Th 18 January 1877Our Hongkong Correspondent writes under date the 14th of December last:—
"Her Majesty's ships of war in harbour are the Audacious (flag-ship of Vice-Admiral Ryder), Fly, Growler, Nassau, Ringdove and Vigilant. The orders for the Ringdove to leave here on the 16th of December for England have been countermanded. She will now probably be paid off here, thoroughly repaired by the Naval-yard authorities and re-commissioned with the crew of the Lapwing, her present officers and crew returning to England in the troopship Himalaya. By last advances of the 30th of November, the Charybdis, Frolic, and Mosquito remained by the Lapwing at Chan-shan-tan Island. The weather continued fine, but the chances of getting her afloat were very much against her. The Curlew at Tien-tsin, remains there for the winter. The Growler, after a thorough repair to het boilers, has completed her stores, and proceeds to Amoy in the place of the Fly, ordered to remain in Hongkong.

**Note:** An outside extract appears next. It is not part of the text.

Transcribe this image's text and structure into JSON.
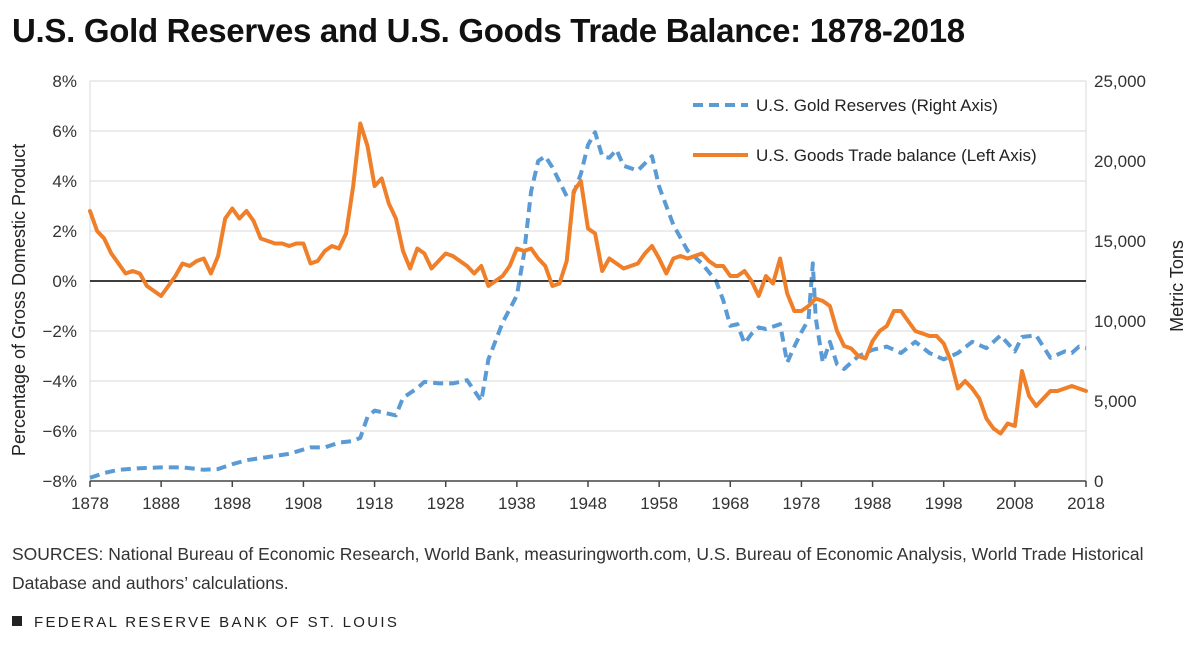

Ma 24 May 1880The Himalaya will be put out of Keyham Dockyard today, and will leave for Bombay on Wednesday, She conveys Capt. C.E. Foot and 378 officers and men to re-commission the Ruby for another three years' service upon the East Indies stations. About 200 supernumeraries will also take passage by the Himalaya for disposal upon the stations. Time expired men, invalids, the relieved crew of the Ruby, as well as Lord Lytton, family, and suite, will return in her, arriving in England about the 25th of August.
Ma 9 August 1880The Himalaya, Captain Brent, which arrived at Portsmouth on Friday from India and the Mediterranean, disembarked on Saturday the troops which she brought from Malta and the old crew of the Ruby, which was paid off and re-commissioned at Bombay. The troops consisted of 110 invalids, time-expired men, and insane for Netley, four men for Woolwich, five Royal Engineers for Chatham and Aldershot, and three others, besides a number of women and children. There were no military officers passengers. The Himalaya was to have proceeded to Devonport on Saturday afternoon to have her defects made good and to be got ready for immediate transport service, but her departure, in consequence of the gale, was delayed until yesterday morning. The repairs to be made to her hull and machinery are very slight indeed, and she is ordered to return to Portsmouth on the evening of the 13th to embark reinforcements for India on the 17th — the day after the date fixed for the sailing of the Malabar. It is not known what troops she will embark, but Surgeons-Major Macbeth and Alexander, of the Army Medical Department, have been warned that they will have to take passage out in her.